Une réalité qui indique un état de vétusté qui n’est pas neuf, mais qui ne fait que s’accentuer avec la grève en cours. «Le préau, c’est incroyable», s’exclame Alain Onkelinx. «C’est un dépôt d’immondices, tout simplement. Nous avons vu des cellules incendiées. Cela fait longtemps que le système de détection est hors d’usage. Ce n’est pas pour rien que le ministre Geens a décidé de raser la maison d’arrêt.»

Alain Onkelinx tient à dénoncer le caractère déplorable à la fois des conditions de détention et de travail, pour les agents. «Nous soutenons le mouvement de grève. Les deux doivent être mis en parallèle», considère-t-il.

23 jours que les détenus ne sont pas sortis de cellule

La députée fédérale Vanessa Matz s’est également rendue sur place jeudi. Elle s’exprimait ce mercredi matin sur les ondes de la RTBF. «J’ai vu des conditions déplorables. Jeudi, la grève durait depuis 17 jours, mais cela fait 23 maintenant que les prisonniers ne sont pas du tout sortis de cellule, ne fût-ce qu’une minute, qu’ils n’ont pas reçu de douche et que les repas sont distribués avec l’équipe de direction qui fait tous les efforts pour assurer le minimum, soit une distribution de repas par 24 h!»

Problèmes de sécurité: la commune attaque l’État en justice

La commune de Juprelle a décidé d’assigner l’État belge (Intérieur et Justice) devant le tribunal des référés de Liège en raison de problèmes de sécurité qui touchent la prison de Lantin depuis la grève des agents pénitentiaires. Les systèmes de détection incendie ne sont plus en état de fonctionner à la prison.

La bourgmestre de la commune de Juprelle se dit extrêmement préoccupée par la situation qui touche la prison de Lantin. Après trois semaines de grève des gardiens, les systèmes de détection d’incendie sont désormais hors d’usage. Samedi, les conduites d’eau relatives à la sécurité incendie ont explosé. Sollicité pour procéder aux réparations, l’État belge n’a apporté aucune solution.

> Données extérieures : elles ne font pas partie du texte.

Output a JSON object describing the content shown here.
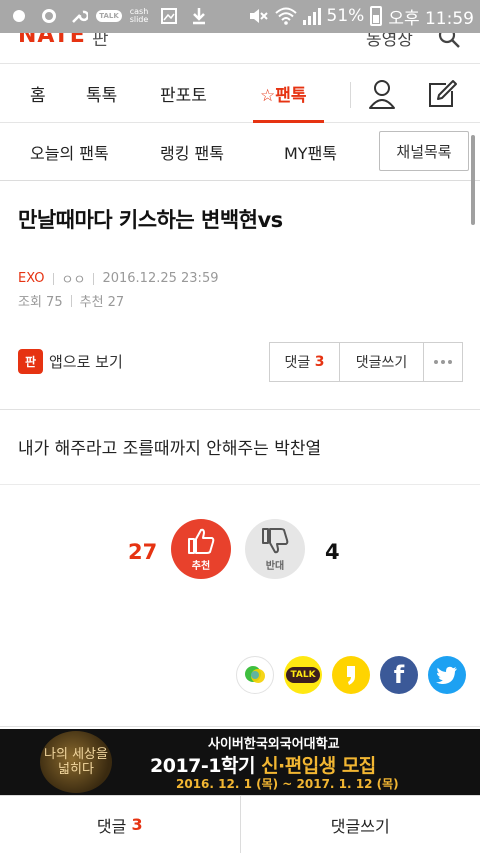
{
  "status_bar": {
    "time": "오후 11:59",
    "battery": "51%",
    "icons": [
      "notification-icon",
      "settings-icon",
      "wrench-icon",
      "talk-icon",
      "cashslide-icon",
      "gallery-icon",
      "download-icon",
      "mute-icon",
      "wifi-icon",
      "signal-icon",
      "battery-icon"
    ],
    "talk_label": "TALK",
    "cash_label": "cash slide"
  },
  "header": {
    "logo": "NATE",
    "logo_sub": "판",
    "link": "동영상",
    "search_icon": "search-icon"
  },
  "tabs": {
    "items": [
      {
        "label": "홈"
      },
      {
        "label": "톡톡"
      },
      {
        "label": "판포토"
      },
      {
        "label": "☆팬톡"
      }
    ],
    "active_index": 3,
    "user_icon": "user-icon",
    "write_icon": "write-icon"
  },
  "subtabs": {
    "items": [
      {
        "label": "오늘의 팬톡"
      },
      {
        "label": "랭킹 팬톡"
      },
      {
        "label": "MY팬톡"
      }
    ],
    "channel_button": "채널목록"
  },
  "article": {
    "title": "만날때마다 키스하는 변백현vs",
    "category": "EXO",
    "author": "ㅇㅇ",
    "datetime": "2016.12.25 23:59",
    "views_label": "조회 75",
    "recommend_label": "추천 27",
    "app_view_label": "앱으로 보기",
    "app_icon_text": "판",
    "comments_label": "댓글",
    "comments_count": "3",
    "write_comment_label": "댓글쓰기",
    "body": "내가 해주라고 조를때까지 안해주는 박찬열"
  },
  "votes": {
    "up_count": "27",
    "up_label": "추천",
    "down_count": "4",
    "down_label": "반대",
    "up_color": "#e8412c",
    "down_color": "#e6e6e6"
  },
  "share": {
    "items": [
      {
        "name": "line-share-icon",
        "color": "#ffffff"
      },
      {
        "name": "kakaotalk-share-icon",
        "color": "#ffe812",
        "label": "TALK"
      },
      {
        "name": "kakaostory-share-icon",
        "color": "#ffd400"
      },
      {
        "name": "facebook-share-icon",
        "color": "#3b5998",
        "label": "f"
      },
      {
        "name": "twitter-share-icon",
        "color": "#1da1f2"
      }
    ]
  },
  "ad": {
    "slogan": "나의 세상을 넓히다",
    "school": "사이버한국외국어대학교",
    "headline_prefix": "2017-1학기",
    "headline_highlight": "신·편입생 모집",
    "dates": "2016. 12. 1 (목) ~ 2017. 1. 12 (목)"
  },
  "bottom_bar": {
    "comments_label": "댓글",
    "comments_count": "3",
    "write_label": "댓글쓰기"
  },
  "colors": {
    "accent": "#e63312",
    "status_bar_bg": "#a8a8a8"
  }
}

La commune de Juprelle, à laquelle s’est jointe la zone de police de Basse-Meuse, a décidé d’introduire une action d’extrême urgence en référés afin de contraindre l’État belge à procéder aux réparations. «Il est urgent que les autorités responsables prennent les mesures. Si un incendie non-maîtrisé se produit, il y aura des dégâts importants. La situation est préoccupante en raison du matériel défectueux et en l’absence des gardiens, les seuls qui sont habitués à l’action contre des incendies. La situation est dramatique humainement, tant pour les gardiens que pour les policiers et les détenus», a indiqué la bourgmestre Christine Servaes (cdH).

Les pompiers réquisitionnés sur place par la bourgmestre ont par ailleurs déposé un préavis de grève.

À la demande de toutes les parties, l’examen de l’action introduite ce mardi a été reporté à vendredi à 14h00. «Je ne suis pas rassurée de devoir attendre encore quelques jours», a encore précisé la bourgmestre de Juprelle.